Retirement & Tax Planning Answers

Do You Need a Revocable Living Trust in Arizona?

Reviewed by Raman Singh, CFP® · IRS Enrolled AgentUpdated
Estate Planning

Quick answer

For most Arizona households approaching retirement with a home, taxable accounts, and any family complexity, a properly funded revocable living trust is worth its cost many times over. It avoids probate, preserves privacy, and allows detailed distribution controls. When structured correctly, it also preserves the Arizona community property double step-up in basis. The trust document alone is not enough -- assets must be retitled into it, and IRA beneficiary designations must be coordinated separately.

A revocable living trust is a legal entity you create during your lifetime to hold assets. You serve as your own trustee, maintain complete control, and can revoke or amend it at any time. At death, the successor trustee distributes assets according to the trust's instructions without court involvement -- no probate, no public filing, no administrative delay for the assets held inside.

Arizona probate is a public process. For an estate with a home and taxable accounts, a full proceeding typically takes six months to a year and costs 3% to 5% of the probate estate in attorney and court fees. On a $220,000 home and $580,000 brokerage account, that is $16,000 to $40,000 in fees -- paid during the most difficult period of the surviving family's life, with the full asset inventory visible to anyone who searches the court record.

A trust that is never funded is a document without a purpose. Assets must be retitled into the trust's name: the home through a new deed recorded with the county, the taxable brokerage account through retitling at the custodian. IRAs and 401(k)s cannot be owned by a revocable trust -- they must have individual named beneficiaries -- but those beneficiary designations must be coordinated with the trust's distribution intent or a mismatch can override the trust entirely.

A revocable trust is transparent for income tax purposes during your lifetime -- all income is still reported on your personal return. At death, assets held in a properly structured community property trust receive the full Arizona double step-up in cost basis. But a trust that inadvertently converts community property to separate property forfeits that benefit. Arizona specifically recognizes the Arizona Community Property Trust for couples who want to preserve the double step-up on embedded gains.

A revocable trust is not the right primary tool for every household. For couples whose primary assets are IRAs and 401(k)s -- which pass by beneficiary designation outside of probate regardless of whether a trust exists -- the marginal probate-avoidance value is lower. In Arizona, a beneficiary deed can transfer a home at death without probate at a fraction of the cost of a full trust plan. The trust earns its cost when the estate is complex: blended family, multiple properties, minor grandchildren, or distribution controls that a beneficiary designation cannot provide.

For a household with $3.2 million in total assets -- $800,000 in probate-exposed property (home and brokerage) and a blended family -- the cost of a properly drafted and funded trust ($2,000 to $5,000 in Arizona) is one of the highest-returning planning expenditures available. The alternative, probate fees and potential family conflict on that $800,000, can cost $16,000 to $40,000 and a year of administrative burden.

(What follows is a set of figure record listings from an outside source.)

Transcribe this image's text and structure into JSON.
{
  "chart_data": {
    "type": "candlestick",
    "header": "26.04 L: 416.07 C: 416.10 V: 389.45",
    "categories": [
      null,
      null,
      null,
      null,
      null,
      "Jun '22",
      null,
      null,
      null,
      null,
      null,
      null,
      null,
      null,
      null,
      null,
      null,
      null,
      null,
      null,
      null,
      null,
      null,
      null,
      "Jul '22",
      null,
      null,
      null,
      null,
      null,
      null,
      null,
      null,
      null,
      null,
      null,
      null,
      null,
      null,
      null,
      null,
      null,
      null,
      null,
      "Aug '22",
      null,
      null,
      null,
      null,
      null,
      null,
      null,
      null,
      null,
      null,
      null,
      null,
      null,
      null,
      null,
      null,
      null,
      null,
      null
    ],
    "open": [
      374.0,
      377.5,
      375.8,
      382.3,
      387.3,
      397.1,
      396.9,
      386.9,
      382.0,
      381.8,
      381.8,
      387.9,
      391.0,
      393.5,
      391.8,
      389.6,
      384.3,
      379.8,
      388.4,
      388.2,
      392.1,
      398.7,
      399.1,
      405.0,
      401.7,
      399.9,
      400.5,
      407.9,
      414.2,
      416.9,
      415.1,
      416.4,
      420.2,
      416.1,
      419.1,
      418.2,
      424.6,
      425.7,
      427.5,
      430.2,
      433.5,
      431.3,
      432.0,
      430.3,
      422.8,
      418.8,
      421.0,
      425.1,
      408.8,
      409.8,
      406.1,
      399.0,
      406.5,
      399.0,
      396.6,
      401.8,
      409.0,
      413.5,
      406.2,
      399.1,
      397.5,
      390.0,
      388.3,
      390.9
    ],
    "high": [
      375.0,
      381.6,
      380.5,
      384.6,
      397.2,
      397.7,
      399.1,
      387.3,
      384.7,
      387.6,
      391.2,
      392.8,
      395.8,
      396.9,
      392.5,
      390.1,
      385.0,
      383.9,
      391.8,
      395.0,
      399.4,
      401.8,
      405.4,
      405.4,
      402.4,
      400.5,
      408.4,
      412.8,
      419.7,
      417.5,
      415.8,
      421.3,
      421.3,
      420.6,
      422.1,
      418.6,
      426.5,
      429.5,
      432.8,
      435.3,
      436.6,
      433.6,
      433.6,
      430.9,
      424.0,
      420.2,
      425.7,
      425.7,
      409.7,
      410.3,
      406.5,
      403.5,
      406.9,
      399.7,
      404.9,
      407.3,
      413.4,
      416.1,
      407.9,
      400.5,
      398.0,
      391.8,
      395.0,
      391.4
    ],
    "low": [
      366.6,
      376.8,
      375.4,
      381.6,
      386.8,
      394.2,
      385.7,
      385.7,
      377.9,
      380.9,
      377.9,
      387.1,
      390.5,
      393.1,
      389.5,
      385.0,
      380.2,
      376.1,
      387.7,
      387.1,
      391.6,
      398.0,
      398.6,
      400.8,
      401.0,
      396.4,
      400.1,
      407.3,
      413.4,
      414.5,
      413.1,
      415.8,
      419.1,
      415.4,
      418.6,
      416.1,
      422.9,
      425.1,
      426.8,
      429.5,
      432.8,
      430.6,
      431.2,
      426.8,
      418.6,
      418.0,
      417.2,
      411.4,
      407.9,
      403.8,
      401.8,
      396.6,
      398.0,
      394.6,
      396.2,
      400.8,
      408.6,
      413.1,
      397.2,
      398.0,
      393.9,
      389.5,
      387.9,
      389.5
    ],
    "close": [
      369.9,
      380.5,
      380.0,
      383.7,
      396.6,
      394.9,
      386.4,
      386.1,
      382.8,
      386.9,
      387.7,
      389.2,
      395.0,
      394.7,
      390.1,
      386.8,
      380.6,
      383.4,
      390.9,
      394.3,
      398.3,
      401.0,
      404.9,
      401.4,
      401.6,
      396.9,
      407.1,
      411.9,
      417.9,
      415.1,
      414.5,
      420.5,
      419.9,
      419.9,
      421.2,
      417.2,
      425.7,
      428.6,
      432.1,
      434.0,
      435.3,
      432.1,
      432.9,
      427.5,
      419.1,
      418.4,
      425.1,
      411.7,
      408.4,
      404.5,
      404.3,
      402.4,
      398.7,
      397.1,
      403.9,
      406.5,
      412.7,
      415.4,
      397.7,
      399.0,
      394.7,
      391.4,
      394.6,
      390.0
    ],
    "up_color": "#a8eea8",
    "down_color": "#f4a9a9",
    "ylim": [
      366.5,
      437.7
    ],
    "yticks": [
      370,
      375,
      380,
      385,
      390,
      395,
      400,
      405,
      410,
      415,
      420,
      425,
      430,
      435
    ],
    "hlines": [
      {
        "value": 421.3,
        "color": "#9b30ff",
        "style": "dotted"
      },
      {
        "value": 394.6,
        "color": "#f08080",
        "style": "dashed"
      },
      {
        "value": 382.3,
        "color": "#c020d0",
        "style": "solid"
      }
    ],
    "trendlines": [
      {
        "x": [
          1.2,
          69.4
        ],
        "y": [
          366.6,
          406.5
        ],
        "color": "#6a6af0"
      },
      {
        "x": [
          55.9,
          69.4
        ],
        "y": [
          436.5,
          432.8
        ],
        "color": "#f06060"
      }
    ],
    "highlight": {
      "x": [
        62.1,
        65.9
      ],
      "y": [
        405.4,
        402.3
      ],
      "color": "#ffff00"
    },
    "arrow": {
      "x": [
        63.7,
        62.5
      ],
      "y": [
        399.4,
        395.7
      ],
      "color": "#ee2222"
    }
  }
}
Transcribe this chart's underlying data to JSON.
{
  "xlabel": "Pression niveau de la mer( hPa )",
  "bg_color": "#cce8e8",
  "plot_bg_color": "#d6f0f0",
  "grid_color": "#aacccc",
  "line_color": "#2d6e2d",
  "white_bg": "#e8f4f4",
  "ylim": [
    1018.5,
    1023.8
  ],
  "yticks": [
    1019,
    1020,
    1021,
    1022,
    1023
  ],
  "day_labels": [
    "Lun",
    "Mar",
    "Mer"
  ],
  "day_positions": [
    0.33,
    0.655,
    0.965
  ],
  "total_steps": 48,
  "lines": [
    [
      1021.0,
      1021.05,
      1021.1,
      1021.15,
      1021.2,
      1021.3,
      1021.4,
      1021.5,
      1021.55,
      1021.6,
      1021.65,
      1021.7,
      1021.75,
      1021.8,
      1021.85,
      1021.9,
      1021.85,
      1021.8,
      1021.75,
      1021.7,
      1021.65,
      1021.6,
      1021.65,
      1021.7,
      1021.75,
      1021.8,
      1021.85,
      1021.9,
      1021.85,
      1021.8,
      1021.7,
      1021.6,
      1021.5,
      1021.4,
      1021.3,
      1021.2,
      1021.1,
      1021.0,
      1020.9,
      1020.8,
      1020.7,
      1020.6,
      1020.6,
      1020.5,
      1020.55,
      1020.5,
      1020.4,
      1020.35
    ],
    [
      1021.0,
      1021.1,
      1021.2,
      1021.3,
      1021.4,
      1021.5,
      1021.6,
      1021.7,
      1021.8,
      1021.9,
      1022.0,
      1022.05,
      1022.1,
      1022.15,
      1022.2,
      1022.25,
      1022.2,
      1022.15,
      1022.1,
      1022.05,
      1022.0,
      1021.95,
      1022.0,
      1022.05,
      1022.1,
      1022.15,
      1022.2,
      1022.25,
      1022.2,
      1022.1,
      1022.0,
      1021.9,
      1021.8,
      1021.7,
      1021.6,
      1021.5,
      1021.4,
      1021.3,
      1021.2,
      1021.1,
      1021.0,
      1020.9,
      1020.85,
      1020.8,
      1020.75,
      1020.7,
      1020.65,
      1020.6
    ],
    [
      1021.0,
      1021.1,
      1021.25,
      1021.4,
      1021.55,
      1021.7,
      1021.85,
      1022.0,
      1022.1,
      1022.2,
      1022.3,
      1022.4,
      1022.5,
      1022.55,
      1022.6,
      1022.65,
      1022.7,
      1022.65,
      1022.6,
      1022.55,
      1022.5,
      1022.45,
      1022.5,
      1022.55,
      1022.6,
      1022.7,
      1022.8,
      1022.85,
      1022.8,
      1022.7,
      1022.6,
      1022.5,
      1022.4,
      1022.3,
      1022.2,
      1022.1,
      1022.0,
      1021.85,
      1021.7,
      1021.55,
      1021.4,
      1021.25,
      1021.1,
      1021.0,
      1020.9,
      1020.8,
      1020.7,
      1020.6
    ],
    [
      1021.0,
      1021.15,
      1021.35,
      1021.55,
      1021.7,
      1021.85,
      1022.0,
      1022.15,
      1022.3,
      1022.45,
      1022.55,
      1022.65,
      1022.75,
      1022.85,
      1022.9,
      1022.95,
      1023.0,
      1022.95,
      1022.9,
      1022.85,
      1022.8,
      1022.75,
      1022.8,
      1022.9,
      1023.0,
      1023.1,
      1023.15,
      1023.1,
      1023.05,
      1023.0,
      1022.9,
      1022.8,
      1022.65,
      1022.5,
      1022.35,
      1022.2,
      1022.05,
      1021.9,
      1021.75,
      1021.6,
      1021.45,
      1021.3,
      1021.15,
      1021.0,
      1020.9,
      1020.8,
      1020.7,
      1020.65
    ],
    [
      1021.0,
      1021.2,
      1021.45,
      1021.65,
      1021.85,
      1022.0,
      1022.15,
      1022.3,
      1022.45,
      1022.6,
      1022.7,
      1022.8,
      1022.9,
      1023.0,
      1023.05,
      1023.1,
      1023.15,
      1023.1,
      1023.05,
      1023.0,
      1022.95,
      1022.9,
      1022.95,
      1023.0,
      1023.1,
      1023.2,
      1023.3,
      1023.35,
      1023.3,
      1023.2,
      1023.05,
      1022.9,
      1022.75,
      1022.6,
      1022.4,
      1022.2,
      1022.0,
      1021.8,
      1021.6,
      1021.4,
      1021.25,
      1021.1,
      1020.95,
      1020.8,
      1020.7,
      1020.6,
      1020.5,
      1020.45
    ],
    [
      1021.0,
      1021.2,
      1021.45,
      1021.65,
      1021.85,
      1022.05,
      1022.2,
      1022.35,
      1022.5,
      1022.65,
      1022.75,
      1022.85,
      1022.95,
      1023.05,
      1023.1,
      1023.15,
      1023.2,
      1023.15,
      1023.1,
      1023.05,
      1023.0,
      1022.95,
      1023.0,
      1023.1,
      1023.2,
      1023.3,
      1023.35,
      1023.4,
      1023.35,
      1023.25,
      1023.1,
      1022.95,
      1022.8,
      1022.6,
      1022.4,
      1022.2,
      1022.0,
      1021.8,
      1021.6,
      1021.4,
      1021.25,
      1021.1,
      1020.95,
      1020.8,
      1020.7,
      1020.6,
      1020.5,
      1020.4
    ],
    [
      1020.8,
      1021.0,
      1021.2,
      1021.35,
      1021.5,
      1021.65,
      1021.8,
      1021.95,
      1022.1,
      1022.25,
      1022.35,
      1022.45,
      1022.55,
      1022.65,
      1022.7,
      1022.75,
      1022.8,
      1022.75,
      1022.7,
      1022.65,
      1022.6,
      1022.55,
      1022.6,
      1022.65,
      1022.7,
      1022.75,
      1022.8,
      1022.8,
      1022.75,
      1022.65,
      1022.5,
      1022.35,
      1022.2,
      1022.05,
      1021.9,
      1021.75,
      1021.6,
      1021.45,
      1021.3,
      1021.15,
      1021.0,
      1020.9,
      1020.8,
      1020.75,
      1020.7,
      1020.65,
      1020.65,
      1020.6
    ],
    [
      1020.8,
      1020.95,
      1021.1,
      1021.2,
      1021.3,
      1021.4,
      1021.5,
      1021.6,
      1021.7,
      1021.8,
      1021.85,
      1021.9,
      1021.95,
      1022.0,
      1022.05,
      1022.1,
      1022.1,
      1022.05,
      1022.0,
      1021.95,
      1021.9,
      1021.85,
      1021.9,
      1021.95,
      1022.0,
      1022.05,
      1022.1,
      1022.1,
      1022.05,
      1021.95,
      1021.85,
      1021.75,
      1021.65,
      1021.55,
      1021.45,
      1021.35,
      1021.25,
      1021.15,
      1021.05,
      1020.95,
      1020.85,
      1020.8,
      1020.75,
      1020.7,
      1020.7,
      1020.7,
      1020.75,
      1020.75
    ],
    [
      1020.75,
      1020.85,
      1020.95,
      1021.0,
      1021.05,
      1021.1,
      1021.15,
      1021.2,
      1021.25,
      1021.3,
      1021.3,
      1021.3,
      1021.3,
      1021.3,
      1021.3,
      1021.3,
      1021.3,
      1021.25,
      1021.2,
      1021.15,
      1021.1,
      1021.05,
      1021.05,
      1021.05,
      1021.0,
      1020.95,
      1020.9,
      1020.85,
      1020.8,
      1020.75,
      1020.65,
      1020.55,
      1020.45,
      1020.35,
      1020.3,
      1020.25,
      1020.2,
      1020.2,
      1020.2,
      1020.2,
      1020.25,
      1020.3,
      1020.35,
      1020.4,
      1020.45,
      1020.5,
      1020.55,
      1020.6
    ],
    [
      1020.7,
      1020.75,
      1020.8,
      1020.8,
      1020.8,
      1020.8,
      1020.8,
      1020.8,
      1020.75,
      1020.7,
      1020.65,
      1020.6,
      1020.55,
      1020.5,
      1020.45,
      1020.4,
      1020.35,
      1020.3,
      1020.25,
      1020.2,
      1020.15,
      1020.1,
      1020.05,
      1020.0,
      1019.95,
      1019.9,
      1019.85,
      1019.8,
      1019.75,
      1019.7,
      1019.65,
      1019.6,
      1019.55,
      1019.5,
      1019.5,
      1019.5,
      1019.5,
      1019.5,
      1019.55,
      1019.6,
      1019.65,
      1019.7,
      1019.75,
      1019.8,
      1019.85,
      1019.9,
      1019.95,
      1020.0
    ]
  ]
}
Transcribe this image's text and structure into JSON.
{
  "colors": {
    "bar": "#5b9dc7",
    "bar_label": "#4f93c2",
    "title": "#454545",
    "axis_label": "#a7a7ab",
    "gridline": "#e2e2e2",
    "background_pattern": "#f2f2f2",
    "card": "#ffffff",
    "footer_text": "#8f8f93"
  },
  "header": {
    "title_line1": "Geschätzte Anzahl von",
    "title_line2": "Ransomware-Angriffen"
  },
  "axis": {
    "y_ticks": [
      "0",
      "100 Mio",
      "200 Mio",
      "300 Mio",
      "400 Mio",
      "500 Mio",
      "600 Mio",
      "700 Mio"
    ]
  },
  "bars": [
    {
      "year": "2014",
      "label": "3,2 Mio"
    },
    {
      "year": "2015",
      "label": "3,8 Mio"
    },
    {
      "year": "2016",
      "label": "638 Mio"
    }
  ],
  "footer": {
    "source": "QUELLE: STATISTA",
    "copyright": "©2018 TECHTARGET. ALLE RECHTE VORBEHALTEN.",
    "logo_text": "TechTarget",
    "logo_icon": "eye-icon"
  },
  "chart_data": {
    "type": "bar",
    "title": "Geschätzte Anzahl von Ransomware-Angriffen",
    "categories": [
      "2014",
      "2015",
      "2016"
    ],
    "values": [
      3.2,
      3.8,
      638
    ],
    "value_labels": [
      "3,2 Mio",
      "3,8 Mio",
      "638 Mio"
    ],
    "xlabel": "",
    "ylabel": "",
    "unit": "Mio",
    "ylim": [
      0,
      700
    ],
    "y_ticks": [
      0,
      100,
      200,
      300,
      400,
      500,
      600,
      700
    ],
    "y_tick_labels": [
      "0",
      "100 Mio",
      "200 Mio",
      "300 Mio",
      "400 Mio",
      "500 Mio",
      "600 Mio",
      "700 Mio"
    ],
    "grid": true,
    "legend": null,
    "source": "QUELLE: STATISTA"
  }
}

Getting the IRA beneficiary designations right is arguably more important than the trust document itself. A mismatch between the trust's stated distribution intent and an IRA's named beneficiary is a dispute waiting to happen -- and the IRA beneficiary designation wins by law. For any household with a blended family, verifying this coordination belongs at the top of the pre-retirement checklist.

For couples with significant embedded gains in a taxable brokerage account, confirming the trust is structured as a community property trust -- so that transferring assets into the trust does not sever the community property character -- is a material financial decision. Arizona's double step-up can be preserved or forfeited entirely based on how the trust is drafted.

  • Drafting a trust but never funding it -- never retitling the home and brokerage account into the trust's name.
  • Assuming IRAs and 401(k)s pass through the trust when they pass by beneficiary designation regardless of what the trust says.
  • Leaving IRA beneficiary designations unupdated after the trust is created, creating a conflict between the trust's distribution intent and the account's legal beneficiary.
  • Using a generic revocable trust template without confirming it preserves Arizona community property status and the double step-up in basis.
  • Deciding against a trust solely because the primary assets are IRAs, without accounting for the home and taxable accounts that still face probate.